Alternative scenarios leading to discordant gene number in LHB/CGB gene clusters in these two species are less supported. A minimum of three rearrangement events (Figure 1B) would have been required for the chimpanzee-specific deletion: loss of CGB and psNTF6A gene accompanied with the inversion of CGB2 and intergenic region B' (giving rise to CGB1B and chimp B'), and a separate deletion of region C' in chimp. Also the scenario of human-specific duplication (Figure 1B) would have required at least three events: an inversion of CGB1B and intergenic region Ch-B' (giving rise to part of Hu-B' and CGB2); either a direct duplication and translocation of CGB8 gene along with psNTF6A' or an inverted duplication and translocation of CGB5 along with psNTF6G' (resulting in CGB and psNTF6A), and a direct duplication and translocation of intergenic region C creating Hu-C' next to CGB1 gene.
A number of gene families have been characterized where the gene number differs between human and chimpanzee due to species-specific indels [7, 21]. To our knowledge, this is the first report where parallel independent duplications arisen within the same region in human and chimpanzee genomes give the best explanation for the observed structural differences between two sister-species. However, there are examples of independent duplications among primates resulting in convergent functions. A more recent duplication of X-linked opsin gene in New World howler monkeys (Alouatta seniculus and Alouatta caraya) compared to Old World primates, has lead to full trichromacy [22–24] and also there are independently arisen functionally close genes within the Growth Hormone/Somatomammotropin genome cluster in New World monkeys and Old World monkeys/hominoid lineages [20, 25].
Among the transitions, we observed an excess of C⇔T substitutions in LHB/CGB genes (38%) versus the whole region (28%). It is generally accepted that a high proportion of transitions are C to T substitutions in CpG dinucleotides, exhibiting about 10 times higher mutation rate than the genomic average [9, 32]. A higher GC content (64% vs 57%) and presence of CpG islands could explain an excess of C⇔T substitutions in LHB/CGB genes compared to intergenic regions.

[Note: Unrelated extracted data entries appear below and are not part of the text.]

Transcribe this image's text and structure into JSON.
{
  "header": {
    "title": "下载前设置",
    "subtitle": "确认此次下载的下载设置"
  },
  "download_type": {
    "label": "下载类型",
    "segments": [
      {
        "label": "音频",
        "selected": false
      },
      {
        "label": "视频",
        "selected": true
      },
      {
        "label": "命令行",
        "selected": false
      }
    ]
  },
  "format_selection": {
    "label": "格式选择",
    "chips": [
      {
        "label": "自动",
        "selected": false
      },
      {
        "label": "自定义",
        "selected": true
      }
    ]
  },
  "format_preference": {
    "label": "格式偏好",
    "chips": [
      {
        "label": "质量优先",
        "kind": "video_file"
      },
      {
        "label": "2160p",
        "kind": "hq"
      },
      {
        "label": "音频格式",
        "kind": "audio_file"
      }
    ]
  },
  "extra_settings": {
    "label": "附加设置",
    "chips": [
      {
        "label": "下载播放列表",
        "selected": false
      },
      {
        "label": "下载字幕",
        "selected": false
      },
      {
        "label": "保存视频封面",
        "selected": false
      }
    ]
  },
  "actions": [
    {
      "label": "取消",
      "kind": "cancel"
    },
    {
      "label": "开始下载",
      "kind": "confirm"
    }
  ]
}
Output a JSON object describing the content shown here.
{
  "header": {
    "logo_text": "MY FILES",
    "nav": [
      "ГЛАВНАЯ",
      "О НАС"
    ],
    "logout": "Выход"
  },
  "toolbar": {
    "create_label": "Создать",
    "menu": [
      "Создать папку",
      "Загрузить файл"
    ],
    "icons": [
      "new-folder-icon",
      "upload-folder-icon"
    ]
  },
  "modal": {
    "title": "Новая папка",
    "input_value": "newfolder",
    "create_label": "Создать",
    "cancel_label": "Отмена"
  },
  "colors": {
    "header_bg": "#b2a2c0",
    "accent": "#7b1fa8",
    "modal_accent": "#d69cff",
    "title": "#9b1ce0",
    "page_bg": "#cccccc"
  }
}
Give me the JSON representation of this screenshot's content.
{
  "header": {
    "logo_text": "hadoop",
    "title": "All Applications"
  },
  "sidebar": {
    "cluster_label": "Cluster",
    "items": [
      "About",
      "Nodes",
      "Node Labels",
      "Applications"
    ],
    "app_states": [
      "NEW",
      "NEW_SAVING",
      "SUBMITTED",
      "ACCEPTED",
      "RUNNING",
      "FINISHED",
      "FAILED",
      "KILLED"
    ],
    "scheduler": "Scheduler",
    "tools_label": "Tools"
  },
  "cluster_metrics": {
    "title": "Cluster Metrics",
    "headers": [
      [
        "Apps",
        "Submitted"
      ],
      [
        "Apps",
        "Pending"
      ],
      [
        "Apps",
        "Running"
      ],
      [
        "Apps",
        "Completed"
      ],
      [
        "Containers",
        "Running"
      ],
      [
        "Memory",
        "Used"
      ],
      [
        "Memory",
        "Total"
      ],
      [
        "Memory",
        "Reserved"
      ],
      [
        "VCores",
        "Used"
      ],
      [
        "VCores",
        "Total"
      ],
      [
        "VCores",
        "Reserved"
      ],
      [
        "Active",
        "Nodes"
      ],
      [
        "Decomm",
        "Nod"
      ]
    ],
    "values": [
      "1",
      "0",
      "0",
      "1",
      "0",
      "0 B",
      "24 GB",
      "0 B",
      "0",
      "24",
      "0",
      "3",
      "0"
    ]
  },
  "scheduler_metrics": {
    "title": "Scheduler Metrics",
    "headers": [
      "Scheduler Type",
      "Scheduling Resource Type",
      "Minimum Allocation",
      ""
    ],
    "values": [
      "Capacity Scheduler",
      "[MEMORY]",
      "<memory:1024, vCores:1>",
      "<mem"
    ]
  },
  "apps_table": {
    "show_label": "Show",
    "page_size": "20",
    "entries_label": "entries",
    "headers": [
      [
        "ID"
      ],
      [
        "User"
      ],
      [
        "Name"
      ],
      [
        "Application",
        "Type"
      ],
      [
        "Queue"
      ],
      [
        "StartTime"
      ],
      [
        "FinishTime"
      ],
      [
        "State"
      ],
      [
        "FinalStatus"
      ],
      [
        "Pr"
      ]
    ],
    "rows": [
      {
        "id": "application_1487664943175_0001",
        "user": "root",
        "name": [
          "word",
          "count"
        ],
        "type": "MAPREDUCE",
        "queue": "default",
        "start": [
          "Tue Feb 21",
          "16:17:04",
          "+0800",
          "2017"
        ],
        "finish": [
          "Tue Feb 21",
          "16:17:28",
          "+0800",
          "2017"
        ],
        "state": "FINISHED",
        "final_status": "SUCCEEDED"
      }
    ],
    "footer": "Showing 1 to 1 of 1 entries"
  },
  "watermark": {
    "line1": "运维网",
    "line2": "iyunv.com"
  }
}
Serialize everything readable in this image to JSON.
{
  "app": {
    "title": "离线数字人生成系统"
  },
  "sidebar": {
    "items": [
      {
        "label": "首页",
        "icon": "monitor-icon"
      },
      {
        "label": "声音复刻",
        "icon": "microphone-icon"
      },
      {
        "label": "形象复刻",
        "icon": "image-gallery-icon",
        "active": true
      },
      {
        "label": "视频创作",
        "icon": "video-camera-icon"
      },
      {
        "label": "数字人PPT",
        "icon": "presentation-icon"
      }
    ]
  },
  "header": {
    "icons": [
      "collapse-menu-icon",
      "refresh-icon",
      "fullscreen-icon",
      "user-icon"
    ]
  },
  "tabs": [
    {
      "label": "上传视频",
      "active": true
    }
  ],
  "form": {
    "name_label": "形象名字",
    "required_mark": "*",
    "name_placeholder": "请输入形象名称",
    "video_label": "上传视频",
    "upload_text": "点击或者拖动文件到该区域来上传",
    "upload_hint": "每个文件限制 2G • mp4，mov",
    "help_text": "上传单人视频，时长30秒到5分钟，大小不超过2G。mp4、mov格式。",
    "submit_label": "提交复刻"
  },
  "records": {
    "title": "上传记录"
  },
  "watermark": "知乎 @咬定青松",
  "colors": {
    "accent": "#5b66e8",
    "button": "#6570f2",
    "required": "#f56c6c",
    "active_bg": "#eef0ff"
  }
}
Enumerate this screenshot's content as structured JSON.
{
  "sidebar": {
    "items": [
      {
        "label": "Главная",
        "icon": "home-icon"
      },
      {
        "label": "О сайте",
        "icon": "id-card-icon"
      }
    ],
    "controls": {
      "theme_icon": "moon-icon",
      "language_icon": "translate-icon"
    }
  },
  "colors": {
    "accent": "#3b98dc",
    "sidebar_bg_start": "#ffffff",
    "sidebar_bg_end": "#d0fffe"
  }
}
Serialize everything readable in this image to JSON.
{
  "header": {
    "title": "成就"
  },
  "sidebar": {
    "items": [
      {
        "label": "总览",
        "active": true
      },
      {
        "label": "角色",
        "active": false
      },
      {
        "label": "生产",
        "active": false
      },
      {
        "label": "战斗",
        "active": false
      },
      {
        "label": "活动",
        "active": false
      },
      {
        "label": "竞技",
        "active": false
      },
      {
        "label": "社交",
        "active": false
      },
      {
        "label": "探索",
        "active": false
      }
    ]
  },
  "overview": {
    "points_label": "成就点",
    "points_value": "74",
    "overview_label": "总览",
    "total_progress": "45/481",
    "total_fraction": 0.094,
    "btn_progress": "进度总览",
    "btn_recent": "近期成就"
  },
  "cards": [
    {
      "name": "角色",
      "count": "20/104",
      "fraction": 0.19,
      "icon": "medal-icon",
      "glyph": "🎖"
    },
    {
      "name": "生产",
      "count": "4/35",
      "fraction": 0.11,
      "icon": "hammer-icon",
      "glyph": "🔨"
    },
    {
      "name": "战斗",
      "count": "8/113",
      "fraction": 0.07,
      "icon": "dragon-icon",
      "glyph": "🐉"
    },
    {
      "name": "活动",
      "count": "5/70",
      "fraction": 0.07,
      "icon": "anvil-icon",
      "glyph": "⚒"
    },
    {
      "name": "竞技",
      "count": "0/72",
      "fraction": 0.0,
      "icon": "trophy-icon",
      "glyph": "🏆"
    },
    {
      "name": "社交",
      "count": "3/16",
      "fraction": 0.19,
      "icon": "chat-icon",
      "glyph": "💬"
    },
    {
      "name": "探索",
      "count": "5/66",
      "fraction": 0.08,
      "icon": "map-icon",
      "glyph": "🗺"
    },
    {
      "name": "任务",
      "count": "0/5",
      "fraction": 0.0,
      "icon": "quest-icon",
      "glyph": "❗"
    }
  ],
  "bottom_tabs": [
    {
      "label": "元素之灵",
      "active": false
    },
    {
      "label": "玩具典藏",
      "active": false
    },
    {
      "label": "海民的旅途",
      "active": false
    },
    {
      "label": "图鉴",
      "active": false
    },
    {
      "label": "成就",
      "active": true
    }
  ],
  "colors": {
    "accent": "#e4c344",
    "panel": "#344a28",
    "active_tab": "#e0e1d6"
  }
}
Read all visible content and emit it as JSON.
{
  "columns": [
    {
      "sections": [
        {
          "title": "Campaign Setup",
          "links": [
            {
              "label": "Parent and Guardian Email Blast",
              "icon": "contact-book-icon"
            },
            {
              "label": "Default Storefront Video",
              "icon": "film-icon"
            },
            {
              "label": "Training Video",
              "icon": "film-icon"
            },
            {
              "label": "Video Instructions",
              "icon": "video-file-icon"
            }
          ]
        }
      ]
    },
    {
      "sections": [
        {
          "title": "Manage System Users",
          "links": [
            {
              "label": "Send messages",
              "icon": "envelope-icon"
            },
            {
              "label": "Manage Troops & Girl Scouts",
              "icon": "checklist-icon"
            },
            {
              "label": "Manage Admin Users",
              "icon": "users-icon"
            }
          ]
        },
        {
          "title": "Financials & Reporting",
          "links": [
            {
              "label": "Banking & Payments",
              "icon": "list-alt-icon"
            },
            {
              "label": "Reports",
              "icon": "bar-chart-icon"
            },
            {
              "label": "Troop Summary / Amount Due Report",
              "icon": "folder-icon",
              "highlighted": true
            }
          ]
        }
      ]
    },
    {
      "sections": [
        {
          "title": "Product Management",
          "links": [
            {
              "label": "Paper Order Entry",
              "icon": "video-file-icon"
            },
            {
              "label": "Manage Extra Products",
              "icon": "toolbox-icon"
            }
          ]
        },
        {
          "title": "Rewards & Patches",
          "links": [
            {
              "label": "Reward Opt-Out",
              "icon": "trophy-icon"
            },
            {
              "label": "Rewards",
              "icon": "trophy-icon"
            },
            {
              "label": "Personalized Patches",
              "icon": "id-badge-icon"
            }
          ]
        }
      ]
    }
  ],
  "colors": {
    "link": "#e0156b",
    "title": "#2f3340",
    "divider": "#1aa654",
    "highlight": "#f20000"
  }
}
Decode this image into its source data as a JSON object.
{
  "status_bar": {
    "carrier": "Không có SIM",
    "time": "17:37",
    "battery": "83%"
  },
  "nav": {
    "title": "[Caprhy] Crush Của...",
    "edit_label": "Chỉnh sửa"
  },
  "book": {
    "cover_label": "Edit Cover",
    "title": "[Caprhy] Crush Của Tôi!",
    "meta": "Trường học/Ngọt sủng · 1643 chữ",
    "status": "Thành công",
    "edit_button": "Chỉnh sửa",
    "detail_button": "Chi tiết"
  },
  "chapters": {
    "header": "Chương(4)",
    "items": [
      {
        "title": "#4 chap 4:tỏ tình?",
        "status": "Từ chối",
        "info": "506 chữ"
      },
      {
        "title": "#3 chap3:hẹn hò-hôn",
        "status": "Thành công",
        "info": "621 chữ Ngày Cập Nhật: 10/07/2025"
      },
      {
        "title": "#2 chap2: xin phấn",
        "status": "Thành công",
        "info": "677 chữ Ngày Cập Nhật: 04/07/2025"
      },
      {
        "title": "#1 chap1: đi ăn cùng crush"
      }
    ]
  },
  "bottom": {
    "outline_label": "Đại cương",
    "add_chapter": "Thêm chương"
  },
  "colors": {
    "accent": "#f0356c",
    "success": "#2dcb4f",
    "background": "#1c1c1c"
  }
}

Notably, when the polymorphism data from re-sequencing studies of the human (n = 95 individuals)  and the chimpanzee (n = 11 individuals) [Hallast et al, unpublished] LHB/CGB genes were incorporated into calculations, the sequence divergence in genes dropped from 1.8% to 1.26% in LHB, from 2.59% to 1.84% in CGB5, from 2.59% to 1.9% in CGB8 and from 2.18% to 1.57% in CGB7 (Figure 5; Additional file 3). Still, a higher divergence compared to the published data for single-copy genes remained.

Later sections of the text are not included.